JUDICIAL ARROGANCE - SUPREME COURT
United States Supreme Court
Roe v. Wade Decision
Justice Byron White's Dissent
In his dissenting opinion in Roe vs. Wade,
Justice Byron White writes, “At the heart of the controversy in these cases are
those recurring pregnancies that pose no danger whatsoever to the life or health
of the mother but are, nevertheless, unwanted for any one of one or more of a
variety or reasons—convenience, family planning, economics, dislike of children,
the embarrassment of illegitimacy, etc. The common claim before us is that, for
any one of such reasons, or for no reason, at all, and without asserting or
claiming any threat to life or health, any woman is entitled to an abortion at
her request if she is able to find a medical advisor willing to undertake the
procedure.

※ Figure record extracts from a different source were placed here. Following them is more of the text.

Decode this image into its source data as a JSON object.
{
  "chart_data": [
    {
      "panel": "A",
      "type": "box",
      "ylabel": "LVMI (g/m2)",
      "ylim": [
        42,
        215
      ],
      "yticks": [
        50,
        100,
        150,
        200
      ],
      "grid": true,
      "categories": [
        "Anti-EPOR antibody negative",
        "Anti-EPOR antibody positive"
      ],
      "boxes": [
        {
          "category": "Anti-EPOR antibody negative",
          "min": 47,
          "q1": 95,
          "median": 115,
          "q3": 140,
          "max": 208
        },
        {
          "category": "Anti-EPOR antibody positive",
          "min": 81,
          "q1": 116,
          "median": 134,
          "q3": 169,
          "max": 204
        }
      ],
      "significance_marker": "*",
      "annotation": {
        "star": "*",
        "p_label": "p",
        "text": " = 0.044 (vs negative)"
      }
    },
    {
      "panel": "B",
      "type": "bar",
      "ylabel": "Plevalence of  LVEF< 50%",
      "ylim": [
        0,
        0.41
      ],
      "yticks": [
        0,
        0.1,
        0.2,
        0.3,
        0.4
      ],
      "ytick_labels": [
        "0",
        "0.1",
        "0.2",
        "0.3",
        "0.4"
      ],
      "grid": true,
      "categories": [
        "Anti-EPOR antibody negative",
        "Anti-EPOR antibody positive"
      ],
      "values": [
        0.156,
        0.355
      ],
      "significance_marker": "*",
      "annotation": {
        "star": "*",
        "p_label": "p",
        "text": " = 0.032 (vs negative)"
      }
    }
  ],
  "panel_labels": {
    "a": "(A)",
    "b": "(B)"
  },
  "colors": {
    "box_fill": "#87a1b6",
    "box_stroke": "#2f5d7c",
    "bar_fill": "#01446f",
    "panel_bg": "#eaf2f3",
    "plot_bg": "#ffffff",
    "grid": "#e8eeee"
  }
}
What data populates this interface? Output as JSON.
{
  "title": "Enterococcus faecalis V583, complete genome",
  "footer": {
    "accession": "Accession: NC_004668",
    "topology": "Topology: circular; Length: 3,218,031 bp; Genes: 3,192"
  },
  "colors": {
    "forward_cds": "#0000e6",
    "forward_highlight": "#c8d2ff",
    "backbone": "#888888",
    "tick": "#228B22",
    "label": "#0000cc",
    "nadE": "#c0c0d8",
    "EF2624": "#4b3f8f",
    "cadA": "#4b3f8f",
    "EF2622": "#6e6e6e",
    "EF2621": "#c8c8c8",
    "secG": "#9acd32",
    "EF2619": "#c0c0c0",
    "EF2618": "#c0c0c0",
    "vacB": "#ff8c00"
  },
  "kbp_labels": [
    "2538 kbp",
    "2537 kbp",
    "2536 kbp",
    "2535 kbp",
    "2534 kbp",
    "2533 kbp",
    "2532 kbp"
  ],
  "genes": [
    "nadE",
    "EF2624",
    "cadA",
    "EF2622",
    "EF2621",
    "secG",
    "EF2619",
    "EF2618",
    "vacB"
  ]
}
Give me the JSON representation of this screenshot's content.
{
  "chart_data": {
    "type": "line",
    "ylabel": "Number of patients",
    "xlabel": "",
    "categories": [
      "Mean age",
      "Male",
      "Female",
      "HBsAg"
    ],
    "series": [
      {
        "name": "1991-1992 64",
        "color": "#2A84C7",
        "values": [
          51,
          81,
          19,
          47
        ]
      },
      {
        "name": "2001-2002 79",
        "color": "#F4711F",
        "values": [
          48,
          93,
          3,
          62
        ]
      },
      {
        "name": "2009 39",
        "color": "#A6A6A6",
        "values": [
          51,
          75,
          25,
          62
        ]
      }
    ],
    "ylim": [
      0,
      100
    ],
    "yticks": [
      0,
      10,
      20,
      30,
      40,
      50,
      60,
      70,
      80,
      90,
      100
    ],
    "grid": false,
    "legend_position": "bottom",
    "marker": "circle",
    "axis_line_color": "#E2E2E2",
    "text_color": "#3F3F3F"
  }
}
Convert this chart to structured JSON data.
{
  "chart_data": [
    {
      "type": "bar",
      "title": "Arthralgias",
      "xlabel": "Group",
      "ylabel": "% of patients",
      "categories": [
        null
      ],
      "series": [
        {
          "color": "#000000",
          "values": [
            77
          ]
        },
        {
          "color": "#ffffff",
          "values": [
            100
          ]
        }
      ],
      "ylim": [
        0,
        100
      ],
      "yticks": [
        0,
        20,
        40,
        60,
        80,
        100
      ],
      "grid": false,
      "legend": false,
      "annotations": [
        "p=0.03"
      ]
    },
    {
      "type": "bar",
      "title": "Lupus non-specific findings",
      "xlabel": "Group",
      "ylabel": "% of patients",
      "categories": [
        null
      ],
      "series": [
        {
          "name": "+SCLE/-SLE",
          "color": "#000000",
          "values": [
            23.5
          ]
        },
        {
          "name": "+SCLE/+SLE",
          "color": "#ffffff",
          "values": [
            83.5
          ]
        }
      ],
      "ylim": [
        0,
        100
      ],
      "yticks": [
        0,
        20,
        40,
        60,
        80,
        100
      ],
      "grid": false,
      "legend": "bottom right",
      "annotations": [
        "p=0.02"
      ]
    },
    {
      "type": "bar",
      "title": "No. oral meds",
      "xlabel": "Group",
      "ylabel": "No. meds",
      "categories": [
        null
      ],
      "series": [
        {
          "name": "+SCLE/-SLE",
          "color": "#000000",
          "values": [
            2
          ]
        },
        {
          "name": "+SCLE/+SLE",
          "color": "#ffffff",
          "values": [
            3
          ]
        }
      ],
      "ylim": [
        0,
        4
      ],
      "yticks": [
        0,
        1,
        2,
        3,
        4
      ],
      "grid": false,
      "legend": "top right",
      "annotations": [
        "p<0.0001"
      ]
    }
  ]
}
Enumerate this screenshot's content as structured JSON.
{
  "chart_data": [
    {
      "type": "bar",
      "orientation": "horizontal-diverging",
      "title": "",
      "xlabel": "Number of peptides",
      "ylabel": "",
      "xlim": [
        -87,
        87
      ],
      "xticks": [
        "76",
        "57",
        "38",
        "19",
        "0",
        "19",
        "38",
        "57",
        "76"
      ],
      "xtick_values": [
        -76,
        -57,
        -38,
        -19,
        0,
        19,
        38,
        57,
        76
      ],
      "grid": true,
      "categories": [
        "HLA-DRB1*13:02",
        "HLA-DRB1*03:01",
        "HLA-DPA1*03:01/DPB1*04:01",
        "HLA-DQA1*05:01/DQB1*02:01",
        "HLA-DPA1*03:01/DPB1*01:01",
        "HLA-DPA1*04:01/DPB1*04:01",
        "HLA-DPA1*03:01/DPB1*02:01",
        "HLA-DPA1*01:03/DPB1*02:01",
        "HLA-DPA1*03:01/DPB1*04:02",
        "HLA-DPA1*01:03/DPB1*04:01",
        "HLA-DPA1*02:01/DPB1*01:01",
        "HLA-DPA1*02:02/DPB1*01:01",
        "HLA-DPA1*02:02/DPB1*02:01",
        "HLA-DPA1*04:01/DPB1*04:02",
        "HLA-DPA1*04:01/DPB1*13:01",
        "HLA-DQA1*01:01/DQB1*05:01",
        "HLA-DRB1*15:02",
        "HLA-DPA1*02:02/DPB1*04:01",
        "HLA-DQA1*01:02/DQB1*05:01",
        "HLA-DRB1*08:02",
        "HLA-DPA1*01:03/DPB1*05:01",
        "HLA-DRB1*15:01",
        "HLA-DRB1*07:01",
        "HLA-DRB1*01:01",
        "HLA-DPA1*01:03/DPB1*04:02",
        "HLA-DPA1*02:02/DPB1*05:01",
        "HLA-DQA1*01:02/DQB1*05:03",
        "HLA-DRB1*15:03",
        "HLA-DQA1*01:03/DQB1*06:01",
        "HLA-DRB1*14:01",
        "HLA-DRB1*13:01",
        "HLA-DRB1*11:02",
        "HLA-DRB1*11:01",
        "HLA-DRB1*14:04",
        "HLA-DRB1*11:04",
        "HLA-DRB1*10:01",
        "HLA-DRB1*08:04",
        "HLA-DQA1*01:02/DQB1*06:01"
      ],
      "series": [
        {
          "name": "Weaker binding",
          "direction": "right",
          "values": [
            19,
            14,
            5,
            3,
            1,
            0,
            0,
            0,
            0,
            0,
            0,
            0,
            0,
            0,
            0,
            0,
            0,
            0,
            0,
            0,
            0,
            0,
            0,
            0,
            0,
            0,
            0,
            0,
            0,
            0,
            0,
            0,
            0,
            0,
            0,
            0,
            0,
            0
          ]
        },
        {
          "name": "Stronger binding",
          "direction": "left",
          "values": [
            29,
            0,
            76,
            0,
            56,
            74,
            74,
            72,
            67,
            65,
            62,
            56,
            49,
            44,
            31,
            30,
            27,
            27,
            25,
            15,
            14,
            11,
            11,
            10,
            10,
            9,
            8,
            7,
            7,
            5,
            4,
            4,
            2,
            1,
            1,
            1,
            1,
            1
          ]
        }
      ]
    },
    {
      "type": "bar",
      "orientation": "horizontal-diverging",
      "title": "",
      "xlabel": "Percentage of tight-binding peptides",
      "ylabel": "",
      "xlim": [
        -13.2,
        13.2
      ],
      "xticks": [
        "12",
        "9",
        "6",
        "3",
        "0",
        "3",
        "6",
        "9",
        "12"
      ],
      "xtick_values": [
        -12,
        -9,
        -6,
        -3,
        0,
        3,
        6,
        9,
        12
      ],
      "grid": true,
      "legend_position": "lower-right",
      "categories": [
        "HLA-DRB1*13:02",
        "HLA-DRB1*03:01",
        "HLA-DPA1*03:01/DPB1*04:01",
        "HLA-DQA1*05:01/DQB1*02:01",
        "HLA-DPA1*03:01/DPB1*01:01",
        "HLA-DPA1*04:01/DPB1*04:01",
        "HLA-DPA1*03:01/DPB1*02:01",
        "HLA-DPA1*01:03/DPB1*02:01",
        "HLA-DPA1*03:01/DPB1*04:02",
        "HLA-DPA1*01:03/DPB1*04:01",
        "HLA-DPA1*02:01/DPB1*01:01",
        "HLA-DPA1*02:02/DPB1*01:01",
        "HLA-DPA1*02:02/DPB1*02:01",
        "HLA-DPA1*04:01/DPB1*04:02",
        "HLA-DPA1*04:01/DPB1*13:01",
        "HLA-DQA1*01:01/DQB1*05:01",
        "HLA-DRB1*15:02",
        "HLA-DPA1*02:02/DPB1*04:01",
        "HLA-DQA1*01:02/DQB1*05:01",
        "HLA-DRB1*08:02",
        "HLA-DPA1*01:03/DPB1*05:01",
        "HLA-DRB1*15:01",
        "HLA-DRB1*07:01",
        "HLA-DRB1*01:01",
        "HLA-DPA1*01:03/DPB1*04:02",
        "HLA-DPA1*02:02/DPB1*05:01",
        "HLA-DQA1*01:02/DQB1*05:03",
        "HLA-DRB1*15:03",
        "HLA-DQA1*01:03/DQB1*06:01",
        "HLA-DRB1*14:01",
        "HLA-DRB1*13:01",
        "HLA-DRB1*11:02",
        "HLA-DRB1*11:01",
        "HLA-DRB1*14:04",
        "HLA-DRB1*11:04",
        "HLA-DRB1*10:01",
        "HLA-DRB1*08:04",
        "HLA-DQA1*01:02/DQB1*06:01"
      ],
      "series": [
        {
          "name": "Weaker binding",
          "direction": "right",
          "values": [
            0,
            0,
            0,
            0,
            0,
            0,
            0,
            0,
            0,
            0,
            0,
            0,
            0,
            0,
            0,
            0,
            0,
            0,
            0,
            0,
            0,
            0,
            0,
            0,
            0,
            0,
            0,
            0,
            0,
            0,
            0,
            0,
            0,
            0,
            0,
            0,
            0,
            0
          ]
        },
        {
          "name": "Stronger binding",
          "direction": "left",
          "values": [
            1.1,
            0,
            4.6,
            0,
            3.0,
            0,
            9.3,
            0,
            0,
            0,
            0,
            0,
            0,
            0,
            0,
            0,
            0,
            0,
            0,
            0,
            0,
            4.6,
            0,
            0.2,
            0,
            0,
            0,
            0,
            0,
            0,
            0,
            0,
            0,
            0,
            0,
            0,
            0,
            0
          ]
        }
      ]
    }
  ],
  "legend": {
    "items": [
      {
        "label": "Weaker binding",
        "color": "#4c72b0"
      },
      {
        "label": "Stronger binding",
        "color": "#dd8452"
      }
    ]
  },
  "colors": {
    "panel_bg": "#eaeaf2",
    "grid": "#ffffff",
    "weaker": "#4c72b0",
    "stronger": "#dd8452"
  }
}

The Court, for the most part, sustains this position: during the
period prior to the time the fetus becomes viable, the Constitution of the
United States values the convenience, whim, or caprice of the putative mother
more than the life or potential life of the fetus; the Constitution, therefore,
guarantees the right to an abortion as against any state law or policy seeking
to protect the fetus from an abortion not prompted by more compelling reasons of
the mother. With all due respect, I dissent. I find nothing in the language or
history of the Constitution to support the Court’s judgment. The Court simply
fashions and announces a new constitutional right for pregnant mothers [410 U.S.
222] and, with scarcely any reason or authority for its action, invests that
right with sufficient substance to override most existing state abortion
statutes. The upshot is that the people and the legislatures of the 50 States
are constitutionally dissentitled to weigh the relative importance of the
continued existence and development of the fetus, on the one hand, against a
spectrum of possible impacts on the mother, on the other hand. As an exercise
of raw judicial power, the Court perhaps has authority to do what it does today;
but, in my view, its judgment is an improvident and extravagant exercise of the
power of judicial review that the Constitution extends to this Court.”
The deceased Justice White, in his dissent in
Roe vs. Wade, speaks to the erroneous logic and false jurisprudence exercised by
seven of the nine members of the Supreme Court in 1973.